8. A method managing a construction project, comprising:

analyzing a project data of at least one construction project;

based on the analysis of the project data, deriving metadata associated with the construction project, wherein the metadata designates at least various stages associated with the construction project and a completion threshold for each stage; and

based on the metadata, generating an interface for allowing at least two end-user devices to collaboratively interact with the interface, wherein the interface provides interactive visual features indicative of a progress of each of the stages associated with the construction project.

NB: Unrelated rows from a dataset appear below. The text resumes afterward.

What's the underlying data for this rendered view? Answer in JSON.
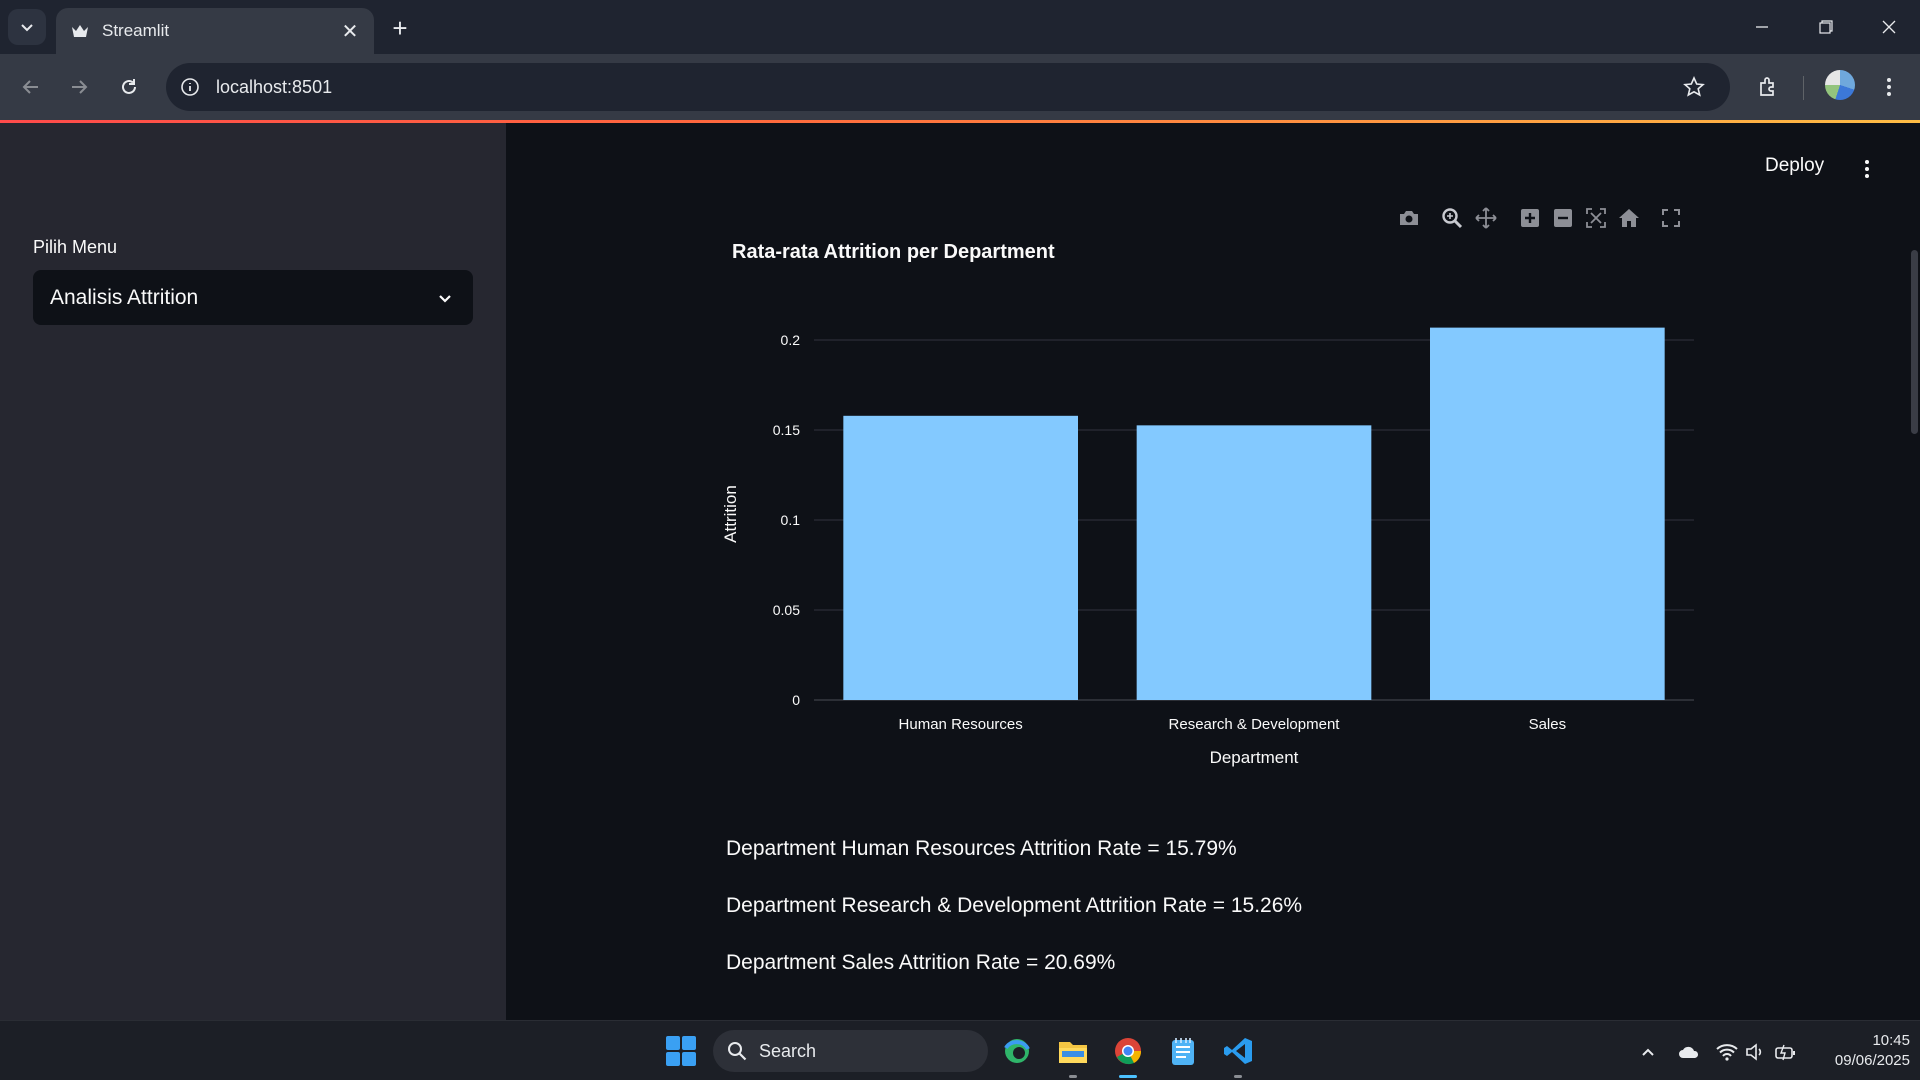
{
  "browser": {
    "tab_title": "Streamlit",
    "url": "localhost:8501",
    "new_tab_label": "+",
    "close_tab_label": "✕"
  },
  "app": {
    "deploy_label": "Deploy",
    "sidebar": {
      "label": "Pilih Menu",
      "selected": "Analisis Attrition"
    },
    "results": [
      "Department Human Resources Attrition Rate = 15.79%",
      "Department Research & Development Attrition Rate = 15.26%",
      "Department Sales Attrition Rate = 20.69%"
    ],
    "bar_color": "#83c9ff"
  },
  "chart_data": {
    "type": "bar",
    "title": "Rata-rata Attrition per Department",
    "xlabel": "Department",
    "ylabel": "Attrition",
    "categories": [
      "Human Resources",
      "Research & Development",
      "Sales"
    ],
    "values": [
      0.1579,
      0.1526,
      0.2069
    ],
    "yticks": [
      "0",
      "0.05",
      "0.1",
      "0.15",
      "0.2"
    ],
    "ytick_values": [
      0,
      0.05,
      0.1,
      0.15,
      0.2
    ],
    "ylim": [
      0,
      0.2178
    ],
    "grid": true
  },
  "taskbar": {
    "search_label": "Search",
    "time": "10:45",
    "date": "09/06/2025"
  }
}
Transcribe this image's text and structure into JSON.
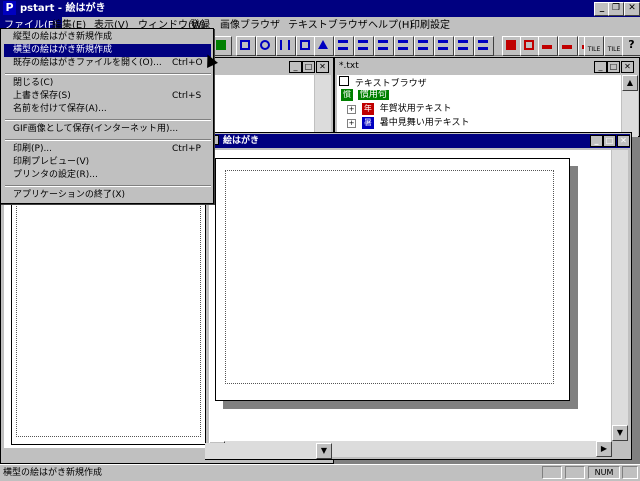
{
  "app": {
    "title": "pstart - 絵はがき",
    "icon_letter": "P",
    "caption_buttons": [
      "_",
      "❐",
      "✕"
    ]
  },
  "menubar": {
    "items": [
      "ファイル(F)",
      "編集(E)",
      "表示(V)",
      "ウィンドウ(W)",
      "登録",
      "画像ブラウザ",
      "テキストブラウザ",
      "ヘルプ(H)",
      "印刷設定"
    ]
  },
  "toolbar": {
    "icons": [
      "picture-icon",
      "frame-icon",
      "arrow-icon",
      "expand-icon",
      "fit-icon",
      "triangle-icon",
      "layout1-icon",
      "layout2-icon",
      "layout3-icon",
      "layout4-icon",
      "layout5-icon",
      "layout6-icon",
      "layout7-icon",
      "layout8-icon",
      "house-icon",
      "card-icon",
      "tile1-icon",
      "tile2-icon",
      "tile3-icon",
      "v-tile-icon",
      "h-tile-icon",
      "help-icon"
    ],
    "labels": {
      "v_tile": "TILE",
      "h_tile": "TILE",
      "help": "?"
    }
  },
  "file_menu": {
    "items": [
      {
        "label": "縦型の絵はがき新規作成",
        "shortcut": ""
      },
      {
        "label": "横型の絵はがき新規作成",
        "shortcut": ""
      },
      {
        "label": "既存の絵はがきファイルを開く(O)...",
        "shortcut": "Ctrl+O"
      },
      {
        "label": "閉じる(C)",
        "shortcut": ""
      },
      {
        "label": "上書き保存(S)",
        "shortcut": "Ctrl+S"
      },
      {
        "label": "名前を付けて保存(A)...",
        "shortcut": ""
      },
      {
        "label": "GIF画像として保存(インターネット用)...",
        "shortcut": ""
      },
      {
        "label": "印刷(P)...",
        "shortcut": "Ctrl+P"
      },
      {
        "label": "印刷プレビュー(V)",
        "shortcut": ""
      },
      {
        "label": "プリンタの設定(R)...",
        "shortcut": ""
      },
      {
        "label": "アプリケーションの終了(X)",
        "shortcut": ""
      }
    ],
    "highlighted_index": 1
  },
  "text_browser": {
    "title": "*.txt",
    "root": "テキストブラウザ",
    "folder": "慣用句",
    "children": [
      "年賀状用テキスト",
      "暑中見舞い用テキスト"
    ],
    "folder_icon_char": "慣",
    "child_icon_chars": [
      "年",
      "暑"
    ],
    "expand_symbol": "+"
  },
  "postcard_window": {
    "title": "絵はがき"
  },
  "statusbar": {
    "message": "横型の絵はがき新規作成",
    "num": "NUM"
  },
  "colors": {
    "titlebar": "#000080",
    "face": "#c0c0c0",
    "highlight": "#000080"
  }
}
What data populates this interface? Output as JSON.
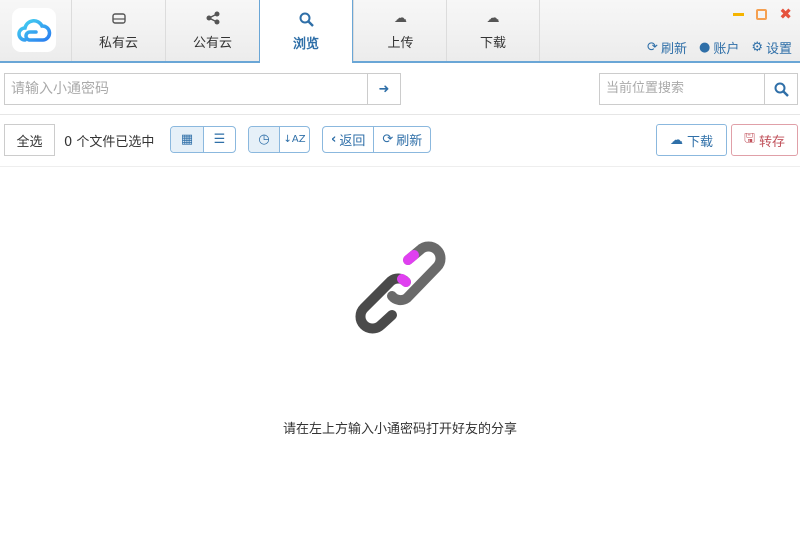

9. The method of claim 8, further comprising:

monitoring the progress of each stage; and

updating a respective interactive visual feature based on the monitored progress.

10. The method of claim 9, further comprising:

initiate a payment transaction for a first end-user device to a second end-user device of the least two end-user devices.

11. The method of claim 10, wherein the first end-user device is associated with an investor and the second end-user device is associated with a vendor.

12. The method of claim 11, wherein the metadata further includes: type of materials required in each stage, budget constraints, and payment terms.

13. The method of claim 12, further comprising:

query a metadata database with the project data to derive the metadata of the construction project.

14. The method of claim 14, further comprising:

generating performance data upon completion of the construction project; and

updating the metadata database using the performance data.

15. A non-transitory computer readable medium having stored thereon instructions for causing a processing circuitry to execute a process, the process comprising:

analyzing a project data of at least one construction project;

based on the analysis of the project data, deriving metadata associated with the construction project, wherein the metadata designates at least various stages associated with the construction project and a completion threshold for each stage; and

based on the metadata, generating an interface allowing at least two end-user devices to collaboratively interact with the interface, wherein the interface provides interactive visual features indicative of a progress of each of the stages associated with the construction project.